De verwarming van de Thermo-6 apparaten kan meer energie opslaan dan die van de Thermo-5 apparaten, wat resulteert in een hogere temperatuurstijging van de doorstroming.
Afhankelijk van de voorlooptemperatuur waarbij het apparaat is uitgeschakeld en hoe hoog het Verwarmingsvermogen (positief) was bij het uitschakelen, kunnen de volgende foutmeldingen optreden:
- Uitgangsfoutmelding E020 (temperatuurlimiet)
- De voorlooptemperatuur stijgt tot boven de ingestelde limiettemperatuur +5 K. Nadat het apparaat is ingeschakeld, wordt Hizen pas gestart als de temperaturen (Voorloop, Terugloop en, indien beschikbaar, extern) lager zijn dan de ingestelde limiettemperatuur +5 K.
- Uitgangsfoutmelding E021 (circuit voor te hoge temperatuur)
- De voorlooptemperatuur stijgt totdat de ST 1-temperatuurbegrenzer in de Voorloop wordt geactiveerd. Het apparaat kan alleen weer worden ingeschakeld als de temperatuur in de Voorloop onder de resettemperatuur van de ST 1-temperatuurbegrenzer daalt.
Mogelijke maatregelen
- Voorkomen van ongecontroleerde uitschakeling als gevolg van een abrupte onderbreking van de voeding (bijvoorbeeld door de Hoofdschakelaar UIT)
- Verlaging van de veiligheidskoeltemperatuur of de matrijstemperatuur:
- Selecteer [Gevraagde Waarden ] > [Veiligheidskoelingstemperatuur].
- Selecteer [Instelling] > [Diversen] > [Temperatuur bij het legen van de Matrijs].
Hierdoor koelt het apparaat eerst af tot de ingestelde waarde voordat het uitschakelt of begint met het legen van de mal.

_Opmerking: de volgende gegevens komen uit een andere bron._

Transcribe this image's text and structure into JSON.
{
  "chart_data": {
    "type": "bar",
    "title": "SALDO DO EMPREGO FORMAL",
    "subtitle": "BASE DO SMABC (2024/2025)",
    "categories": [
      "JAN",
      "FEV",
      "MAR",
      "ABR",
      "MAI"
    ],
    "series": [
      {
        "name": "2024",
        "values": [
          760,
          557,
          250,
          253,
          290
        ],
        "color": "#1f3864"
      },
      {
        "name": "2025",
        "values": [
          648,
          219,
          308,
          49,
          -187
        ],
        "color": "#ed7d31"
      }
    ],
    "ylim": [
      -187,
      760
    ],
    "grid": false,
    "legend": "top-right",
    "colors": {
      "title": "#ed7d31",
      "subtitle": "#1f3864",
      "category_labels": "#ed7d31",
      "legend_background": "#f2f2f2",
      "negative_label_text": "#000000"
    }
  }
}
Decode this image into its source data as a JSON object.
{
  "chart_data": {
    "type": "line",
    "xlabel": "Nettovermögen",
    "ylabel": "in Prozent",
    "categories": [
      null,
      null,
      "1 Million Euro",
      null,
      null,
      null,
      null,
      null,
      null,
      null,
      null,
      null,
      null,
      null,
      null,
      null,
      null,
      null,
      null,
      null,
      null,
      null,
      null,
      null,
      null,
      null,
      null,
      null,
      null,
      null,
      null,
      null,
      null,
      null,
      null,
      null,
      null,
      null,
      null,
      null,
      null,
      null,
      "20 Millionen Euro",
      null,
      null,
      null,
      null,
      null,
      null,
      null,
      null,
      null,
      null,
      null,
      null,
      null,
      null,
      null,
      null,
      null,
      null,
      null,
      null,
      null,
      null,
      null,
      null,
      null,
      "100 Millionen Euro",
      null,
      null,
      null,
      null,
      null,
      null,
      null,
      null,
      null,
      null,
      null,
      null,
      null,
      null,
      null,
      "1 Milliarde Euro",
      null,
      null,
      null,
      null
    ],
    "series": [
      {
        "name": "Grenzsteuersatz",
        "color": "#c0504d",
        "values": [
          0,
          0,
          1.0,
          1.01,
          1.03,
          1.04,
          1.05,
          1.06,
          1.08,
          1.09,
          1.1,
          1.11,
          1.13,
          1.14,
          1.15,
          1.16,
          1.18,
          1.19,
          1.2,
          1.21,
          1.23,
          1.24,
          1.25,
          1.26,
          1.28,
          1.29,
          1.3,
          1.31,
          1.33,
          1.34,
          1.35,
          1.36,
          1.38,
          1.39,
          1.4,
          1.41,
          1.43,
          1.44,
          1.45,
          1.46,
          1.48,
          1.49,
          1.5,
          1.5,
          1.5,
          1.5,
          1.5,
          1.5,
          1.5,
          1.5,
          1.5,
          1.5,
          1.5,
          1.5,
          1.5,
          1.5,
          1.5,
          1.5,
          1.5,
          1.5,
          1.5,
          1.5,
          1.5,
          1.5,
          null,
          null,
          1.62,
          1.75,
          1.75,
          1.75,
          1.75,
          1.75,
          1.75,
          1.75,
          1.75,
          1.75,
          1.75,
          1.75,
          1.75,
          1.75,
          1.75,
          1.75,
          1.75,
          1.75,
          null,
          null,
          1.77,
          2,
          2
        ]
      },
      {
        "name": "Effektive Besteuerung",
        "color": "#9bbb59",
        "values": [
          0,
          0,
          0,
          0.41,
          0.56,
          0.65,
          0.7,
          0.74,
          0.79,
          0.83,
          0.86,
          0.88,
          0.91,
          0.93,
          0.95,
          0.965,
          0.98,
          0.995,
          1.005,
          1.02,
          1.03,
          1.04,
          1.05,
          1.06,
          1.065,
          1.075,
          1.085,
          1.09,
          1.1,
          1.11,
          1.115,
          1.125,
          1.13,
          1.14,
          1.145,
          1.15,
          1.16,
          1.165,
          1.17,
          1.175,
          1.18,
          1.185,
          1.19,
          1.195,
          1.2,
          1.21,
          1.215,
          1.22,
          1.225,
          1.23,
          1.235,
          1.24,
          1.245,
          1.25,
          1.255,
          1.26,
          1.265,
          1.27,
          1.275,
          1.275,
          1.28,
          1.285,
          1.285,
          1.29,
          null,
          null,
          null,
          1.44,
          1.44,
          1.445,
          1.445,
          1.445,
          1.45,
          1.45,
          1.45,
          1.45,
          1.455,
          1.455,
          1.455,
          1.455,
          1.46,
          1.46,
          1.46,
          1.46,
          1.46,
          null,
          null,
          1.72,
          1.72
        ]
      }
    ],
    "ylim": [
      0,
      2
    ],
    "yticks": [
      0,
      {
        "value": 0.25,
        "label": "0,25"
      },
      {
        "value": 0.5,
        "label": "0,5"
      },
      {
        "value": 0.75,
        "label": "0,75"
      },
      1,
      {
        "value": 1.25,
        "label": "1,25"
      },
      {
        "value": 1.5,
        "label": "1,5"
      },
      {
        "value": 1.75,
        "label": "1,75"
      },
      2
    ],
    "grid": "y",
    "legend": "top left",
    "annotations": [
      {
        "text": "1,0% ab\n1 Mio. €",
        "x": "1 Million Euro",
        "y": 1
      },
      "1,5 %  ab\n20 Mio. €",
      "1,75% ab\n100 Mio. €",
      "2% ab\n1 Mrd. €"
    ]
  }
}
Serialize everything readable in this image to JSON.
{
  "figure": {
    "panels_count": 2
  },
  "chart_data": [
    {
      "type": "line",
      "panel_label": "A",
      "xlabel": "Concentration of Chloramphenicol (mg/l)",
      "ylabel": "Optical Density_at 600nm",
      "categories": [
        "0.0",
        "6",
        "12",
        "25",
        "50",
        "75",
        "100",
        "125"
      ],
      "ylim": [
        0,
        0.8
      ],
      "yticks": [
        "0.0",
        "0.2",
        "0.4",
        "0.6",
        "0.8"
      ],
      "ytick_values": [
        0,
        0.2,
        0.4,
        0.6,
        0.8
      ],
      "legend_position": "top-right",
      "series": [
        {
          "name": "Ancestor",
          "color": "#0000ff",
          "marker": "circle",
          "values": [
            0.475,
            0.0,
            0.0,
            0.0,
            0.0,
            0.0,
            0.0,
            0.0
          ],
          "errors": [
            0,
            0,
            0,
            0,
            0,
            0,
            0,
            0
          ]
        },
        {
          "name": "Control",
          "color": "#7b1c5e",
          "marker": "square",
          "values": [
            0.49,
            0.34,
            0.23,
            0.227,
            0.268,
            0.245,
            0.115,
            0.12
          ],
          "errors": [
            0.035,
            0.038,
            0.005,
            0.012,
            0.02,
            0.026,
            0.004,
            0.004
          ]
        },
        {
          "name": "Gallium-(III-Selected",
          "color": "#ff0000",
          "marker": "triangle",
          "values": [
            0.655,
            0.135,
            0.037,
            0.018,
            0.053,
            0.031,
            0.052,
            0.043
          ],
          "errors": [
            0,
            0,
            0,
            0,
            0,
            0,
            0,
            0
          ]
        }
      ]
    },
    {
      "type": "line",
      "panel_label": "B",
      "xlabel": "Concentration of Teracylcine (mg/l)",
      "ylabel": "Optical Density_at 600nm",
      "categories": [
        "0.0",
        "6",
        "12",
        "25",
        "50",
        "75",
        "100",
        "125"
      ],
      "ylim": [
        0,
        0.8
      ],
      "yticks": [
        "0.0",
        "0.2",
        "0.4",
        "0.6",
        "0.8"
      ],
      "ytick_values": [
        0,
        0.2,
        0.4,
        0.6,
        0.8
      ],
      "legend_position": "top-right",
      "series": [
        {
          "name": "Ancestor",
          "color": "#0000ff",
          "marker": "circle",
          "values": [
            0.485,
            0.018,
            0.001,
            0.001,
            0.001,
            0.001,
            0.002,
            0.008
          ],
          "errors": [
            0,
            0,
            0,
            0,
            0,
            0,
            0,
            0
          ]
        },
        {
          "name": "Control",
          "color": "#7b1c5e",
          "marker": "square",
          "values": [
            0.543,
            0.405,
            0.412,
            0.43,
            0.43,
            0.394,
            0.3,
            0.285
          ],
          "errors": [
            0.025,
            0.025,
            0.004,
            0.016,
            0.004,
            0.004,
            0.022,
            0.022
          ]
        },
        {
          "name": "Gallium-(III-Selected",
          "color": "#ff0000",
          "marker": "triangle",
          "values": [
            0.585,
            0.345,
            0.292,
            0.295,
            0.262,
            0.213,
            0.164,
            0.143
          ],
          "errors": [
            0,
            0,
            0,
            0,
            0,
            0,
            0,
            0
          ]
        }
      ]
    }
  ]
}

Actieve koeling voordat het apparaat wordt uitgeschakeld, vermindert de opgeslagen energie in de verwarming en vermindert zo ook de temperatuurstijging in de doorstroming.
Verdamping in de Terugloop met een kleine dwarsdoorsnede
Oorzaak van verdamping
Als bij de retouraansluiting een onderdeel (nippel, koppeling, enz.) met een kleine binnendiameter¹ wordt geïnstalleerd, kan het water door een hoge doorstroming verdampen. De resulterende dampbellen interfereren met de Doorstroommeting. Als gevolg hiervan kunnen individuele onjuiste metingen optreden tot een totale mislukking van de doorstromingsmeting.
Bij Thermo-6 apparaten is dit onderwerp hetzelfde als bij Thermo-5-apparaten. Het Thermo-6 apparaat heeft echter een hogere doorstroming dan het vergelijkbare Thermo-5 apparaat. Om deze reden doen de meeste van deze problemen zich alleen voor bij het Thermo-6 apparaat.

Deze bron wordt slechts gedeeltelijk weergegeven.